I am a self confessed convert to the tidyverse way of doing data import, tidy and analysis in R, making use of packages such as stringr, dplyr and purrr every day. However, I have recently found that I have been running into significant performance problems with larger data sets, particularly when using dplyr to aggregate across many groups.
The data.table package is one that I have been aware of for some time, and the performance benefits it can provide, but until a recent project hadn’t felt the need to use it. The project was with a major University in the UK, where we were trying to understand student engagement with the University’s Virtual Learning Environment (VLE). I was bringing together and analysing multiple data sets of millions of rows each (where each row represented a single access to the VLE by a student).
Working with dplyr to group and aggregate this data I was finding that performance was restrictively slow so implemented a data.table solution and was seriously impressed with the speedup I achieved. In this post I’ll present a few examples to show the increased performance, even on relatively simple tasks such as counts.
The data set I used for these examples contained 3 full years of VLE data, which is 18.6 million rows of 17 columns (2.4 GB in memory).

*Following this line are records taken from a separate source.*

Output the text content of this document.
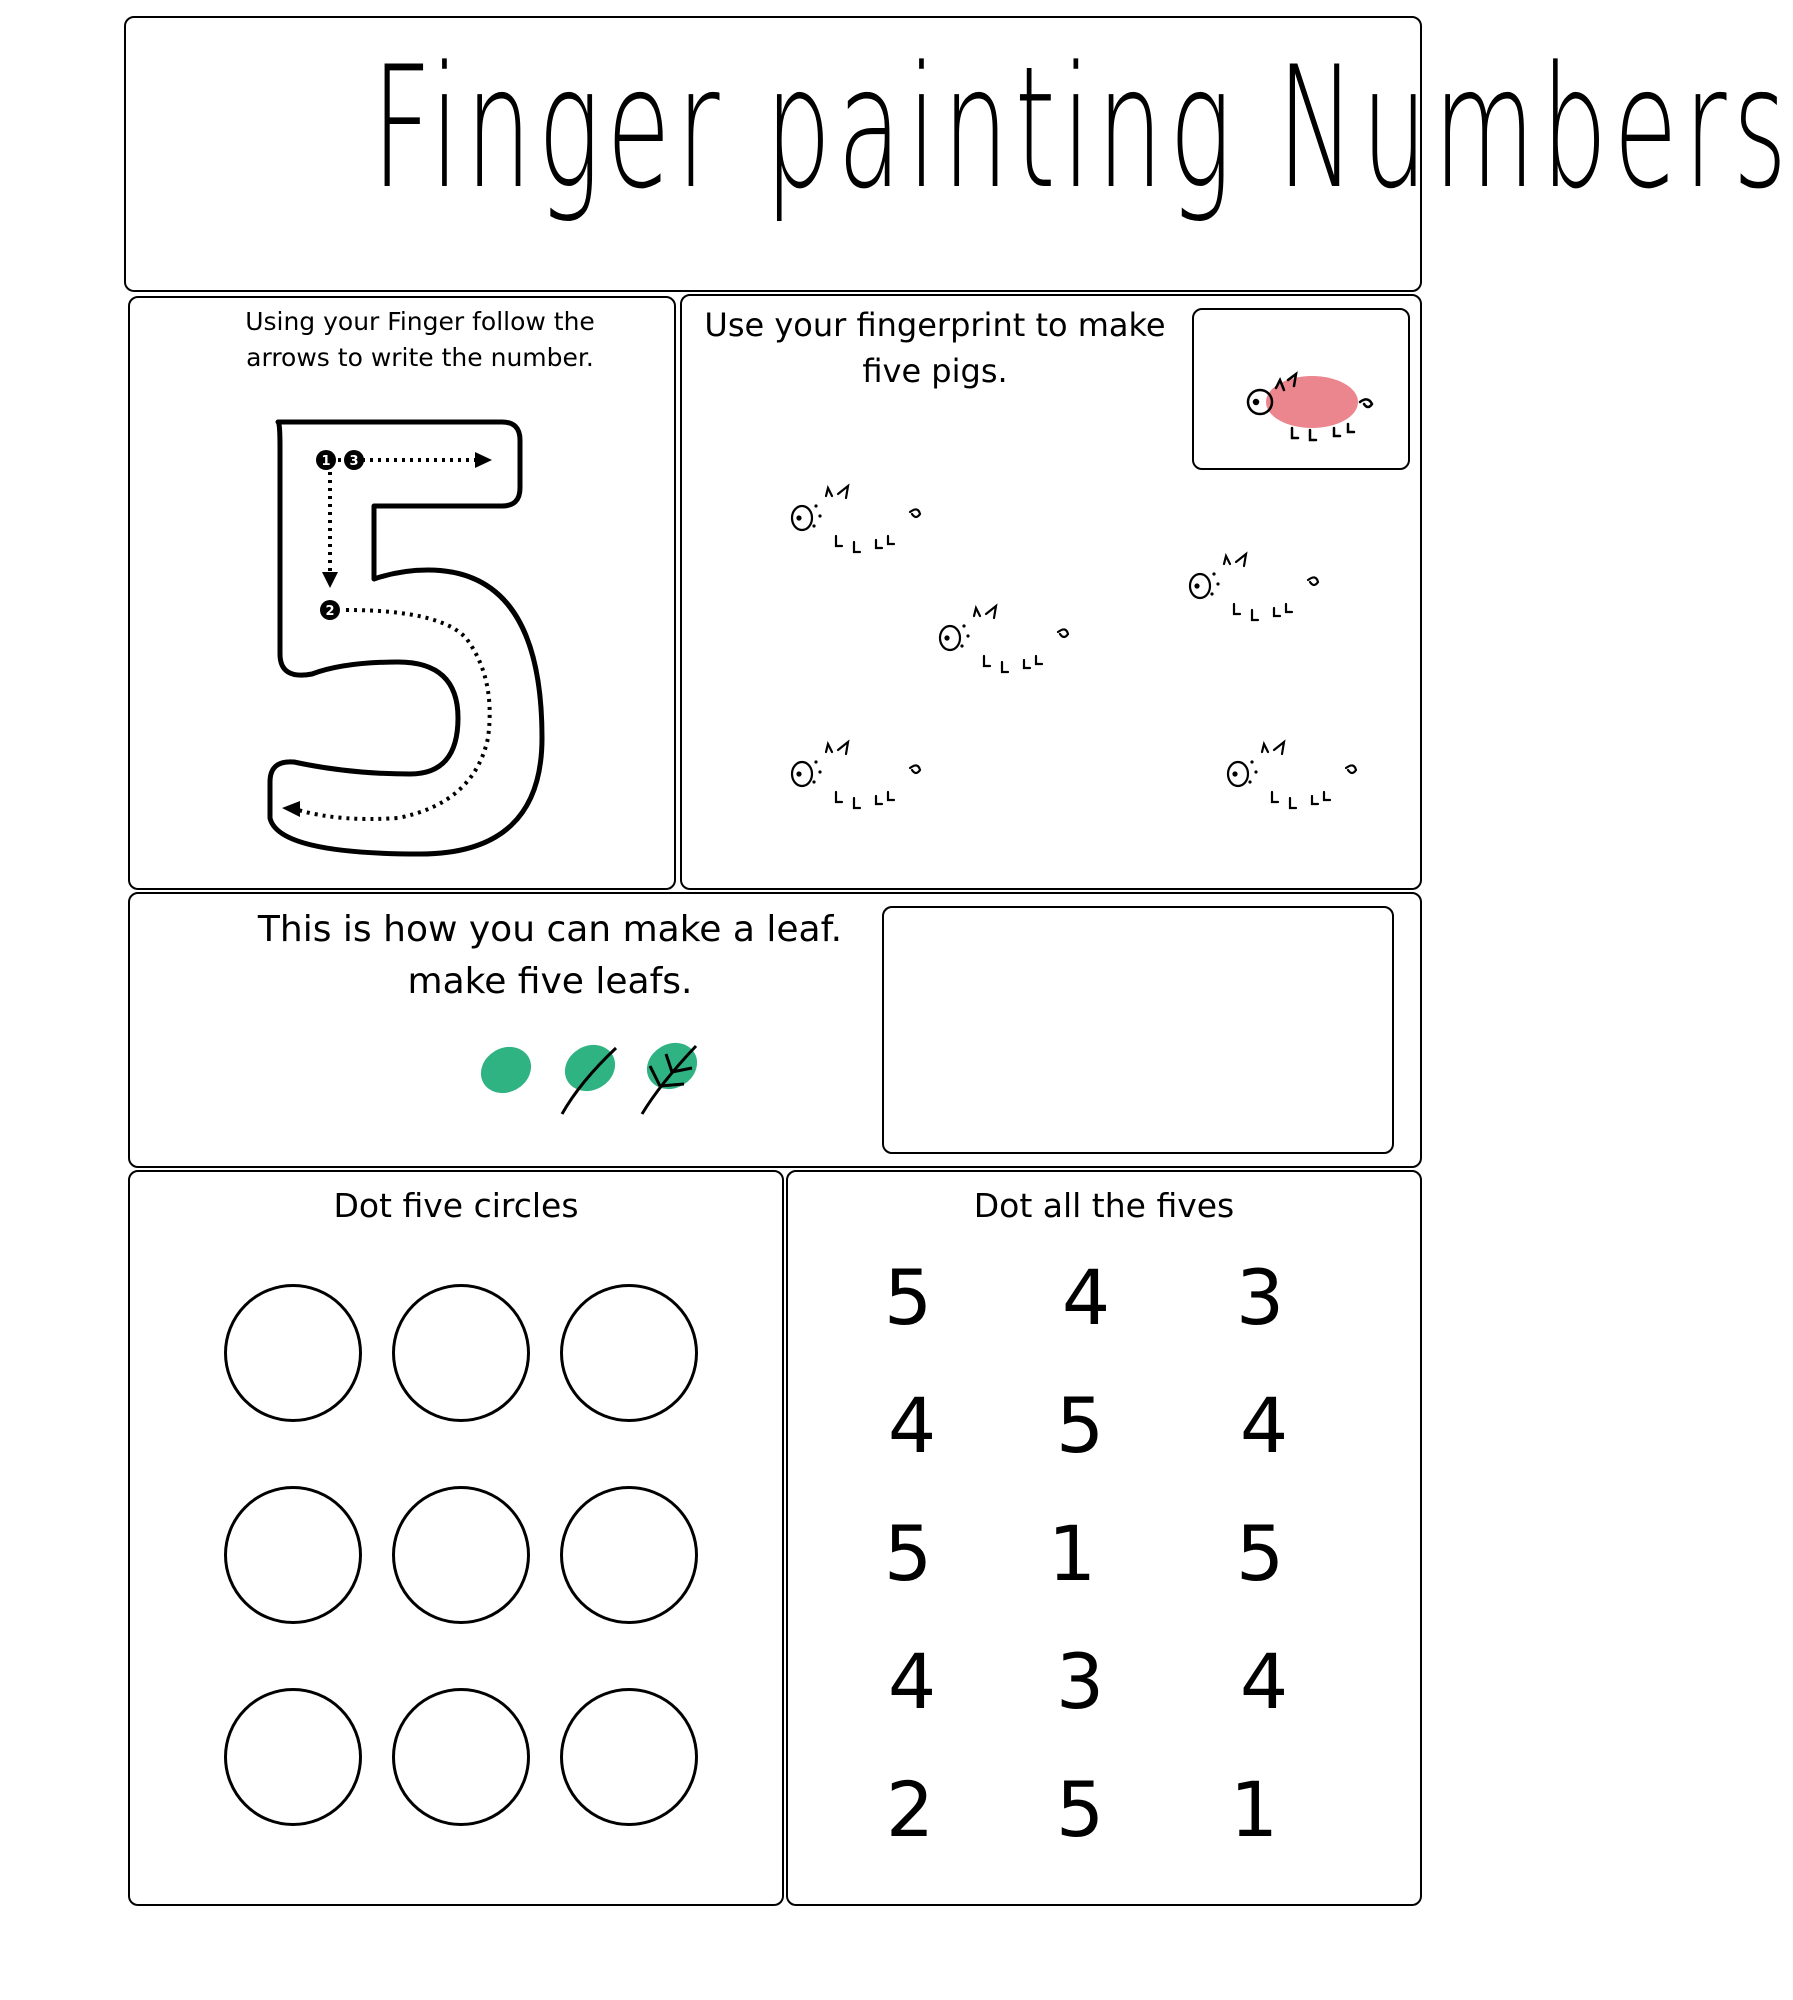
Finger painting Numbers
Using your Finger follow the
arrows to write the number.
1 3
2
Use your fingerprint to make
five pigs.
This is how you can make a leaf.
make five leafs.
Dot five circles	Dot all the fives
5 4 3
4 5 4
5 1 5
4 3 4
2 5 1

Example 1 - group by year and student number and count to calculate the number of VLE uses per student per year
Here there were 3 possible values for Year but over 46000 unique student numbers. By using data.table we were able to find our answer in around half a second, whereas dplyr took almost 4 seconds. This speed up may not seem that important but the next example will show where really significant performance boosts are possible.
Example 2 - group by date and student number and count to calculate the number of VLE uses per student per day
In this case the increased performance is particularly significant, an action that took over 1 minute with dplyr was completed in less than 2 seconds with data.table. The group sizes are both large here, with 987 days of data and, as previously, over 46000 unique student numbers.
I highly recommend the data.table package and am sure that it will improve your productivity, particularly with large data sets that have multiple large groups. I have also heard that joins in data.table can be much quicker than dplyr but have not investigated this yet.